Video: The Toulouse Road
Saint Gilles to Montpellier
An Artsymbol Production
Music by Martin A Smith
Duration 2:41
The great abbey of Saint-Gilles-du-Gard was located at the frontier between Provence and Languedoc, close by the old Roman road known as the Via Domitia which medieval pilgrims still used to journey to Compostela.
The unwitting visitor today will register a sense of some surprise as they pass through the narrow non-descript streets of the town of Saint-Gilles-du-Gard into a small square and suddenly find themselves in the presence of a massive, ornately carved church façade of a rare grandeur, all the more imposing for the banality of its surroundings.
Closer inspection will reveal that the faces of the stone carved figures have been systematically and most efficiently removed by some violent means. It can be reasonably said that no other standing religious edifice bears such severe scars from the turmoil which its presence apparently incited.
This is the abbey church of Saint-Gilles, great bastion of Cluny and it has been said, the fourth greatest pilgrimage destination of the medieval world after Jerusalem, Rome and Compostela. Here were kept the relics of a hermit confessor saint who had lived some time in the eighth or ninth century, and whose cult had developed into one of real eminence in the medieval world.
Originally a monastery established in the seventh century dedicated to Saints Peter and Paul, it was well located on a small defensible hill in the flat region of the Rhône delta on the banks of the Petit-Rhône equidistant between Nîmes and Arles. In the ninth century the monks arranged for the relics of Saint Gilles to be translated to the monastery and for the dedication to be changed to the new saint.
In 1066 the monastery was given over to Cluny by the local suzerain, the Countess of Nîmes, however this was greatly resented by the monks who only came to fully accept the authority of the Burgundian abbey after the intervention in 1077 of Pope Gregory VII.
So began the rise of Saint-Gilles into the most important monastic centre of Provence. Alongside Moissac and Vézelay it was one of only three Cluniac dependencies given the privilege of electing its own abbot.

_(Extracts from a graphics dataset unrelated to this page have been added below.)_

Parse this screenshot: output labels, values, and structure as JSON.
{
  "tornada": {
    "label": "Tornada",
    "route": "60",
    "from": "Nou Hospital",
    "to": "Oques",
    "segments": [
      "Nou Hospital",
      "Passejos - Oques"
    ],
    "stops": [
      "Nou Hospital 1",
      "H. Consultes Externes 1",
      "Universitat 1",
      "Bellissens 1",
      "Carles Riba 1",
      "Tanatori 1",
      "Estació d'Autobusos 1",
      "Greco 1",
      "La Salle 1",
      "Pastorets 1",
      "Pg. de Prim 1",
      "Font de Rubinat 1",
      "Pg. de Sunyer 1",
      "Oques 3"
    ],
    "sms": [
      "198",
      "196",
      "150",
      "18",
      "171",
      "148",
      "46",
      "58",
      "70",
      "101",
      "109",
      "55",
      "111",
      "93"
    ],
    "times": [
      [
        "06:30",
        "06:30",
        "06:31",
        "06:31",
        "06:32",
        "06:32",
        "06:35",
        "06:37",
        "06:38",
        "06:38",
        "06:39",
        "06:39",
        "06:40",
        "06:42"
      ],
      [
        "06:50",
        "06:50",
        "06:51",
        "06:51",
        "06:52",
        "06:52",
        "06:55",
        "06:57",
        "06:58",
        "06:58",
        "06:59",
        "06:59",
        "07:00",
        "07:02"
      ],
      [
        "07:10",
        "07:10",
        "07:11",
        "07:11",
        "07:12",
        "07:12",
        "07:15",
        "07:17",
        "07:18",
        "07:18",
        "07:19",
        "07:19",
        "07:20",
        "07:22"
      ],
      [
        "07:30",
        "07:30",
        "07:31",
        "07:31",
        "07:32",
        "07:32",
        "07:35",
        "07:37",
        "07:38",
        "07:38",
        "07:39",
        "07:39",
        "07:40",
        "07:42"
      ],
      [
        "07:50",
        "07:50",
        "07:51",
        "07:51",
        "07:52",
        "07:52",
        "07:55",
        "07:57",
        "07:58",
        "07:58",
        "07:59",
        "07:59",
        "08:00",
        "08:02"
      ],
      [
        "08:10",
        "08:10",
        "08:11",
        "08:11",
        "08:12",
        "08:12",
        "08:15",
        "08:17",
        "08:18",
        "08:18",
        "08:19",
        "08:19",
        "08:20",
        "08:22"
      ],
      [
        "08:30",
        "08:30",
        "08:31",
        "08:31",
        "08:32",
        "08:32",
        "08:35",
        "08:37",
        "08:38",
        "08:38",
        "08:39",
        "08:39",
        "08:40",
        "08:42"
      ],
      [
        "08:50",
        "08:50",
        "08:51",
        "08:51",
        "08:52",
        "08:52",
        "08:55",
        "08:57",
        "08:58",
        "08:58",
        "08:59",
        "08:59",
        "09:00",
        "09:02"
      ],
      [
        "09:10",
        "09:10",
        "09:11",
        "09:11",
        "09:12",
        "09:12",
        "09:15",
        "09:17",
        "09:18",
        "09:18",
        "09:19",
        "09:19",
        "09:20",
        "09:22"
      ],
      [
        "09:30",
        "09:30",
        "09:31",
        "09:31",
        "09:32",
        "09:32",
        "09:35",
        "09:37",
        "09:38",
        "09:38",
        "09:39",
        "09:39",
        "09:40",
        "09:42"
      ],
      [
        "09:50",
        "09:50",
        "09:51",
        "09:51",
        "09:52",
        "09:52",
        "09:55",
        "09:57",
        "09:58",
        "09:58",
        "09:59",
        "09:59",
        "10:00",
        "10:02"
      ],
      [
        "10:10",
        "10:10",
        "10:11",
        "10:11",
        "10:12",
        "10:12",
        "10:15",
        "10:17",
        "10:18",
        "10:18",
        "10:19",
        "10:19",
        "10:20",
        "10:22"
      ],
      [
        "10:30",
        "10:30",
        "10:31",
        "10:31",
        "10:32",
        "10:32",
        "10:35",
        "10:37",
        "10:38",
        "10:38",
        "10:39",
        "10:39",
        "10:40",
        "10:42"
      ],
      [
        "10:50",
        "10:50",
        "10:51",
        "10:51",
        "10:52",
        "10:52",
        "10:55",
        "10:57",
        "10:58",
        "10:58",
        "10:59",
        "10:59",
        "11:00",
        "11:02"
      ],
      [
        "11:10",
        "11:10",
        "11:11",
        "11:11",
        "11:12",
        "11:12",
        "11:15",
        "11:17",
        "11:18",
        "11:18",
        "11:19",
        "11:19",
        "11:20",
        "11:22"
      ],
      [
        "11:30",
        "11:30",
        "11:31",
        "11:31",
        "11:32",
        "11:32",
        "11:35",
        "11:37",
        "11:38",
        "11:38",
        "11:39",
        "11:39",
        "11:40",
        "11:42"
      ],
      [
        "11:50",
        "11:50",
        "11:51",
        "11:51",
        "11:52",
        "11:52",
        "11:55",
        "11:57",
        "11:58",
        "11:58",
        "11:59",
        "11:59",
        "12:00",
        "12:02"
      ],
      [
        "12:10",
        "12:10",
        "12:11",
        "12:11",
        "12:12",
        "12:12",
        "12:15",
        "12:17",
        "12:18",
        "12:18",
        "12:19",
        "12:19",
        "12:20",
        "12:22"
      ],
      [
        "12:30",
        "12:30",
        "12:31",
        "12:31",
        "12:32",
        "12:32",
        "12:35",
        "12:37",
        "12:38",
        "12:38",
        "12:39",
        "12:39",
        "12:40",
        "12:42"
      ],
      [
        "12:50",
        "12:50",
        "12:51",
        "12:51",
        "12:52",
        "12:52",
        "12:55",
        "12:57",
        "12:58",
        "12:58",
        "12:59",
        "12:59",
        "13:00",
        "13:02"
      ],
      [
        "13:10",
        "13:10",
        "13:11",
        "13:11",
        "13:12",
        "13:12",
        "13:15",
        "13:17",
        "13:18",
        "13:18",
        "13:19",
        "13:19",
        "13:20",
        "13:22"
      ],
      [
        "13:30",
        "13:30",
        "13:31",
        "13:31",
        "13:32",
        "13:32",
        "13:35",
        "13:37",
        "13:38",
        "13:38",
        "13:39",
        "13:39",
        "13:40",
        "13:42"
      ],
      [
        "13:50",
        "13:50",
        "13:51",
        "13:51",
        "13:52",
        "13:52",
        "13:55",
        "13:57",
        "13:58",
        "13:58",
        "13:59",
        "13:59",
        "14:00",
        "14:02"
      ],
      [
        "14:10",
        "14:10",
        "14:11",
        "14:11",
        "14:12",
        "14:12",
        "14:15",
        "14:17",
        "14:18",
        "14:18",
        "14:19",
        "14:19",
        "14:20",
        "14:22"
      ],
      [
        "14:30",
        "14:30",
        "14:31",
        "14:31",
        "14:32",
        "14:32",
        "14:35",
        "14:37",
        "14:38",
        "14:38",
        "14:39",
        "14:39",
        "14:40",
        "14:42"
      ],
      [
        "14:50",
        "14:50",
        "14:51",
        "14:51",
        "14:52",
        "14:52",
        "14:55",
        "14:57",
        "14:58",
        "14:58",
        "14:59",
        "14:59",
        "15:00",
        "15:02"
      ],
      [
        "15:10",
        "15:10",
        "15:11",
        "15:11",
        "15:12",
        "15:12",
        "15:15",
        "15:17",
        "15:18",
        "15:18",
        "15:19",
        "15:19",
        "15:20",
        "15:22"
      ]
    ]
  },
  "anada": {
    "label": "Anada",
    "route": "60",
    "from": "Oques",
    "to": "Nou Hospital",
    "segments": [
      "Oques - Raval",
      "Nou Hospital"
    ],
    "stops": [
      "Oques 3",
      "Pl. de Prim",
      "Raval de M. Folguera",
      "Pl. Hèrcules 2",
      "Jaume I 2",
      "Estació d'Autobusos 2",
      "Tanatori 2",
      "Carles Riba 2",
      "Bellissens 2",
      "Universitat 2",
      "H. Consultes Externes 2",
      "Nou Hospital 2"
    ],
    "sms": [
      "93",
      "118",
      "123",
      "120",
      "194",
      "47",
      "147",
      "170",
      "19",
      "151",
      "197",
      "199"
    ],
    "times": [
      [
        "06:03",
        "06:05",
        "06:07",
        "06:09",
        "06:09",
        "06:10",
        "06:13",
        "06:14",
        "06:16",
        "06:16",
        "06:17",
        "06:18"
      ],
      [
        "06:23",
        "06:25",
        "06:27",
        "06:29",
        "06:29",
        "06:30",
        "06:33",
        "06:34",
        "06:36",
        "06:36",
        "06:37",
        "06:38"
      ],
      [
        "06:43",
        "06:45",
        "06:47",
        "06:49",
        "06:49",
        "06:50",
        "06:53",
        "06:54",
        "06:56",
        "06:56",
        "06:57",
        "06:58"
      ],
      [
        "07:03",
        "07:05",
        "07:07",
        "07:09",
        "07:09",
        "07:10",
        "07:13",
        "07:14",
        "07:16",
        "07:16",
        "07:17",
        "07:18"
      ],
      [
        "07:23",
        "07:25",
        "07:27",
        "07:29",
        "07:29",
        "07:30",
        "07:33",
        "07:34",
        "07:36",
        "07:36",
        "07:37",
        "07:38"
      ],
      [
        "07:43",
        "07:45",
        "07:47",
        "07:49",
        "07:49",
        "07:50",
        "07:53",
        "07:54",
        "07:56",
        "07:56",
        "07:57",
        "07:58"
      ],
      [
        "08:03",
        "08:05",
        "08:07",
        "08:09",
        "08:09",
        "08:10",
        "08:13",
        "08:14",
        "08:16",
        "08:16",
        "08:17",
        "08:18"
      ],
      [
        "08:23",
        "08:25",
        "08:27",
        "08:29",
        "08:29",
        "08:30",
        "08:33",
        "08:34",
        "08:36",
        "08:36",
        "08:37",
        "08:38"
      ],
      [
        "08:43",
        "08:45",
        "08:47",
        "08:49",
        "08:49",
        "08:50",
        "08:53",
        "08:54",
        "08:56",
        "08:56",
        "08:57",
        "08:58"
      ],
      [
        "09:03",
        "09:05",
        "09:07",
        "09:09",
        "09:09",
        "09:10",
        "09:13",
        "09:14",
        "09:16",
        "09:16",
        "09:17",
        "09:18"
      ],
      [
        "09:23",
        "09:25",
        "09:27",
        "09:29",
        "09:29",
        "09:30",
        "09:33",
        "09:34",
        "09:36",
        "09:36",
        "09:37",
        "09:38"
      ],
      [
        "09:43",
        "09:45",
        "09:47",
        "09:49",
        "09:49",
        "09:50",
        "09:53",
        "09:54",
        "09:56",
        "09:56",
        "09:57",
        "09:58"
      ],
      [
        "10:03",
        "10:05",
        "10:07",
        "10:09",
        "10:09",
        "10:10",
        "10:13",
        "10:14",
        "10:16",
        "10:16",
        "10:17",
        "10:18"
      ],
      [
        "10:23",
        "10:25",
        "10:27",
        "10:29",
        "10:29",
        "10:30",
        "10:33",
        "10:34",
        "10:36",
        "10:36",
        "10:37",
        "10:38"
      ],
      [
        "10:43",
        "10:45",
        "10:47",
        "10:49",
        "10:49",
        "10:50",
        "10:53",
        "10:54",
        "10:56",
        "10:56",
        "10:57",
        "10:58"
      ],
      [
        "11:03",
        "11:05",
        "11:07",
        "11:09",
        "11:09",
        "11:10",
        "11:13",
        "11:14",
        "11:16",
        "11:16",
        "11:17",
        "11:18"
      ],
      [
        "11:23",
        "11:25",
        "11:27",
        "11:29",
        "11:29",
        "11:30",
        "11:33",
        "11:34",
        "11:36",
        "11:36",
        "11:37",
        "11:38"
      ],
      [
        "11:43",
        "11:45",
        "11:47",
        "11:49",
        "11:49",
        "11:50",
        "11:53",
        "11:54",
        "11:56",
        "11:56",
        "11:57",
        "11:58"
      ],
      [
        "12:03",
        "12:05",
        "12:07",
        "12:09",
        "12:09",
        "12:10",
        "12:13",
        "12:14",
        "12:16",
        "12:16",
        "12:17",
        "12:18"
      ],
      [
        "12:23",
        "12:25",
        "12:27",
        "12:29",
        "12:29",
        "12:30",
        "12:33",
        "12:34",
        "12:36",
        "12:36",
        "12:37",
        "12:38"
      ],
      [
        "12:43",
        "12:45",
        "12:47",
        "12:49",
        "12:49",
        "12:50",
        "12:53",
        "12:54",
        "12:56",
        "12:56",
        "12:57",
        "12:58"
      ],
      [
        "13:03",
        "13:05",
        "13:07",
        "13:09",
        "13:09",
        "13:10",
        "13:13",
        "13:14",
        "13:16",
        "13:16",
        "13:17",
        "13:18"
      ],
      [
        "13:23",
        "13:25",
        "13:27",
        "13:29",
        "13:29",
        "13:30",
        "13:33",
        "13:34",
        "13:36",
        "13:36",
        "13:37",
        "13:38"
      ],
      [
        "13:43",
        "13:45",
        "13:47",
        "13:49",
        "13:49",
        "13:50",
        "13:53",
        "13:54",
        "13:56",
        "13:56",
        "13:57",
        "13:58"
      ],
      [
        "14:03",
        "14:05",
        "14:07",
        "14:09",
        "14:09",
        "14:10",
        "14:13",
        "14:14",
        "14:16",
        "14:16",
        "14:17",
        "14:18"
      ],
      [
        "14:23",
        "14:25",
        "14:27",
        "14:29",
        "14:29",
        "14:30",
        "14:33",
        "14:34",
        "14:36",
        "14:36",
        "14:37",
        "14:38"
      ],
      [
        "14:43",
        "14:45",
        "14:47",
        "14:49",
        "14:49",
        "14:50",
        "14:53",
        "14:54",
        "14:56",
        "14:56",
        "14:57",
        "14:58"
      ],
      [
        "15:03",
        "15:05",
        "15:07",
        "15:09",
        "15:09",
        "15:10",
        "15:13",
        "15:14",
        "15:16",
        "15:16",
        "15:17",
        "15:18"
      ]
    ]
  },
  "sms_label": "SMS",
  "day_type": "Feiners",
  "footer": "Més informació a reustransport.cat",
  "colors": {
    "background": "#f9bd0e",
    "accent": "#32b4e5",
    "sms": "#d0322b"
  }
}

Around the monastery a flourishing town of nine parishes grew up and its port became a great commercial hub. Genoans and Pisans competed for trade and the town boasted one hundred and thirty-five Italian and Jewish moneychangers.
Saint-Gilles was a veritable pilgrimage crossroads. As well as being a major destination in its own right, pilgrims used it as a point of departure for the sea journey to Rome and Jerusalem. In addition it was a rallying and embarcation point for Crusaders to the Holy Land. Perhaps most significantly, the abbey also benefited from the traffic to Spain and Compostela as a major station on the road between Arles and Toulouse. Twelfth century chroniclers recorded the immense crowds that flocked there at times of festival. Benjamin of Tudela wrote “This town is a place of pilgrimage, visited by the inhabitants of distant countries and islands”
This prestigious position meant that the abbey and its town were the subject of continual dispute, between its own monks and the parent abbey of Cluny and the Counts of Toulouse all competing for control to the extent that the period of Saint-Gilles greatest success was one marked by a good deal of turbulence. The great building campaign inaugurated by Abbot Hugues of Cluny and consecrated by Pope Urban II in July 1096, was marked by long periods of disruption all through the twelfth century.
An eventful history saw the execution of heretics, the assassinations of Papal envoys and the ritual humiliation of one of the most powerful feudal lords of the day, all on the steps of the church. It culminated in 1562 with the capture and sacking of the abbey by Huguenots and the mutilation of the façade’s sculpture, the largest ensemble of Romanesque art in Languedoc, by means of precisely aimed musket fire.